Eighty-nine deputies in the 120-seat parliament voted in favour of creating the court, although Prime Minister Hashim Thaci called it "humiliation and injustice" for the former Serbian province.
The allegations surfaced in a 2011 report by Council of Europe rapporteur Dick Marty, which said the Albanian guerrillas fighting a war of independence from Serbia had smuggled the bodies of Serbs into Albania and removed their organs for sale.
Marty explicitly mentioned Thaci and other high-profile officials from the ruling Democratic Party of Kosovo (PDK) as the leaders of a group that committed alleged crimes.
Thaci, who was the political chief of the former Kosovo Liberation Army, has rejected the allegations as an attempt to tarnish KLA's reputation. On Wednesday, he said the international community was forcing Kosovo to make a very difficult decision but there was no other way.

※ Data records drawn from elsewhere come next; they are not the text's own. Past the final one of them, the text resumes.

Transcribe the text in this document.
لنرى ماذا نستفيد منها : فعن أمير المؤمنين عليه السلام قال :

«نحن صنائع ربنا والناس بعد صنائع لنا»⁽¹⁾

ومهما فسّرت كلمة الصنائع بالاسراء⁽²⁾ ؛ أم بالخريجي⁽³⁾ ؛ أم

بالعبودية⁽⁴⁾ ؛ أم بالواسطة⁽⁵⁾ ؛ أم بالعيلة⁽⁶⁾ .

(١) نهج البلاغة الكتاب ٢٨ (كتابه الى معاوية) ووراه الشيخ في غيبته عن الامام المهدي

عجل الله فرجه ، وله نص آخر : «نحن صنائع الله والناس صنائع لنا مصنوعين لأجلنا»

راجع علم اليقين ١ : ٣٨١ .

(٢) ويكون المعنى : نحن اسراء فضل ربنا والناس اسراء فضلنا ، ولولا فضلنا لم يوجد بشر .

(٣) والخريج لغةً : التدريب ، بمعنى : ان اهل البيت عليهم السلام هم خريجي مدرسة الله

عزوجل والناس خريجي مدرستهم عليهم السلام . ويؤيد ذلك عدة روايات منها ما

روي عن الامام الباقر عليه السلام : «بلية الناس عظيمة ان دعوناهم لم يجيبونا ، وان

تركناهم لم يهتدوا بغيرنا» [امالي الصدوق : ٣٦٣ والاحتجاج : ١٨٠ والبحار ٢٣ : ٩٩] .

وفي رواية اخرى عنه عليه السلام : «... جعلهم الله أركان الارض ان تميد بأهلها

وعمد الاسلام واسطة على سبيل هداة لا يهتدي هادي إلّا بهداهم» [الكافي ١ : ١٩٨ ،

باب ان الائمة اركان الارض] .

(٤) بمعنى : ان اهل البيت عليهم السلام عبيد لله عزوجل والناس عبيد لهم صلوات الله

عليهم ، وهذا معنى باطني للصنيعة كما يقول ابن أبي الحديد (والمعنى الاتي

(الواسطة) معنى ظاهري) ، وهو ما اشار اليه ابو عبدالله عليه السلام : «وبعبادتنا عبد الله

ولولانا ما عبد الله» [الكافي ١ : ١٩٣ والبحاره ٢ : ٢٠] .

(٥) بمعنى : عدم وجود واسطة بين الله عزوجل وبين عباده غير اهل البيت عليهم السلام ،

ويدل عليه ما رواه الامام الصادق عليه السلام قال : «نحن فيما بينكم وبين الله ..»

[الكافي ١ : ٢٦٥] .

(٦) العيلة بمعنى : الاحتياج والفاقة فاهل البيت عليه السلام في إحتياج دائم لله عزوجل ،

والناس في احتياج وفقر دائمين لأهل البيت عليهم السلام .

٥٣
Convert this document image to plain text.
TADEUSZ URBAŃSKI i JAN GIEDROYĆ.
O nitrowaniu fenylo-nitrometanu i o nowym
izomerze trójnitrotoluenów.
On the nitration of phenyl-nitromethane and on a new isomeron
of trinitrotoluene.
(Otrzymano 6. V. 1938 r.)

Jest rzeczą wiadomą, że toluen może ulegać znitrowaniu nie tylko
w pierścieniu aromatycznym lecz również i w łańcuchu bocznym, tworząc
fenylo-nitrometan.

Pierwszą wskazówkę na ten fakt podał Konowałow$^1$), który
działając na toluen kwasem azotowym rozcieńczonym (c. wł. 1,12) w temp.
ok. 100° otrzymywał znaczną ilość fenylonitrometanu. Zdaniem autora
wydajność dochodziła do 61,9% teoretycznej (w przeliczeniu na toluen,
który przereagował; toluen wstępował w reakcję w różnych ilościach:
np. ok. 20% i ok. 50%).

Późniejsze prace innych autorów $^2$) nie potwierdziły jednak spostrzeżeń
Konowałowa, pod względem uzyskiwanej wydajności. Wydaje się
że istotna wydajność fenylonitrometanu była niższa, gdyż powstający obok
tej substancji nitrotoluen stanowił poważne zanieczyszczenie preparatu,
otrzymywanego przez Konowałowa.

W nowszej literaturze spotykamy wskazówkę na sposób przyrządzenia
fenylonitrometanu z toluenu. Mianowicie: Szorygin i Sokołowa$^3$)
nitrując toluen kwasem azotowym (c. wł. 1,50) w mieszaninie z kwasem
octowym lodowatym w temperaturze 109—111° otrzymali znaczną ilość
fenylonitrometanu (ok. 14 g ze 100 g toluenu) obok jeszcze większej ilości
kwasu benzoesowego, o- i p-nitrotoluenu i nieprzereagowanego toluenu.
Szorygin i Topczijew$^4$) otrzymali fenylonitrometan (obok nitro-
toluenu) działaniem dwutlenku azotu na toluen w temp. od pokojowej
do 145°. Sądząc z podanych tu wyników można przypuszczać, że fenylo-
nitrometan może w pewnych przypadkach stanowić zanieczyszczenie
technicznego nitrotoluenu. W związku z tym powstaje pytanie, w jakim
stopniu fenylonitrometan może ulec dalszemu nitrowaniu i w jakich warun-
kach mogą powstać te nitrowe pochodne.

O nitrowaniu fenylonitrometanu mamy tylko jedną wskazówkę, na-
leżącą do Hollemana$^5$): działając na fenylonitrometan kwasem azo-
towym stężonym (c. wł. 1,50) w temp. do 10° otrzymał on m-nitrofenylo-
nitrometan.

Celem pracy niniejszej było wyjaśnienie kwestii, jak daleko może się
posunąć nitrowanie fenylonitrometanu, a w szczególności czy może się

"The request of the international community made to Kosovo for establishing a special court treating possible accusations that will derive from the investigations of a new special task force established by the European Union to address claims from the report of Dick Marty is the biggest humiliation and injustice for the state of Kosovo and Kosovo society," he told members of parliament before the vote.

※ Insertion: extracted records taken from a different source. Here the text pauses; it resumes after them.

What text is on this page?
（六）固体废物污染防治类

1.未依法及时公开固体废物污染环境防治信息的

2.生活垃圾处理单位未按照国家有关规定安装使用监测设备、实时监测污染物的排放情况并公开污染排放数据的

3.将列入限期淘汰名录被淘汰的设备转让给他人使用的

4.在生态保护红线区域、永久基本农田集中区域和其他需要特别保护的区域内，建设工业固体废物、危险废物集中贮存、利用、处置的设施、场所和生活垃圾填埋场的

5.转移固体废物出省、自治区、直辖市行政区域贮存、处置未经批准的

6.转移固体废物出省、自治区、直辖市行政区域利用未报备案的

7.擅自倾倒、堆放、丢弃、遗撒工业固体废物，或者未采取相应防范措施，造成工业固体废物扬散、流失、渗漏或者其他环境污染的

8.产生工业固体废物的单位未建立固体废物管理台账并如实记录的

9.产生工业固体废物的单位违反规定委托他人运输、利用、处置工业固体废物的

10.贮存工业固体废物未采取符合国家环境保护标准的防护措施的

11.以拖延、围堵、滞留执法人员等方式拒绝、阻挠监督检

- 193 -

"The possible refusal of establishing this court from Kosovo's parliament will not only enforce the voices that say Kosovo is preventing the verification of the claims from the report, but it will also have huge consequences for Kosovo in the international arena,"
Thaci said.
Marty's report said most of the alleged crimes occurred after June 1999, when NATO's bombing campaign forced Belgrade to end the war and withdraw Serb forces from Kosovo.
U.S. prosecutor John Clint Williamson is investigating the allegations on behalf of the European Union, which has a mission in Kosovo to oversee major war crimes and corruption cases. Williamson is expected to wrap up his work within months.
The court will operate under Kosovo laws, but prosecutors and judges will be international. It will have one seat in Kosovo and another abroad, possibly in the Netherlands, which will deal with protected witnesses.
So far, local efforts to investigate alleged war crimes by guerrillas have run up against widespread intimidation in the small country, where clan loyalties run deep and former KLA rebels are lionised.
In a book titled "The Hunt: Me and War Criminals" and published in 2008, former United Nations War Crimes Prosecutor Carla Del Ponte said her team had investigated reports that around 300 Serbs held in Albania had had organs removed in a so-called "Yellow House", apparently for trafficking.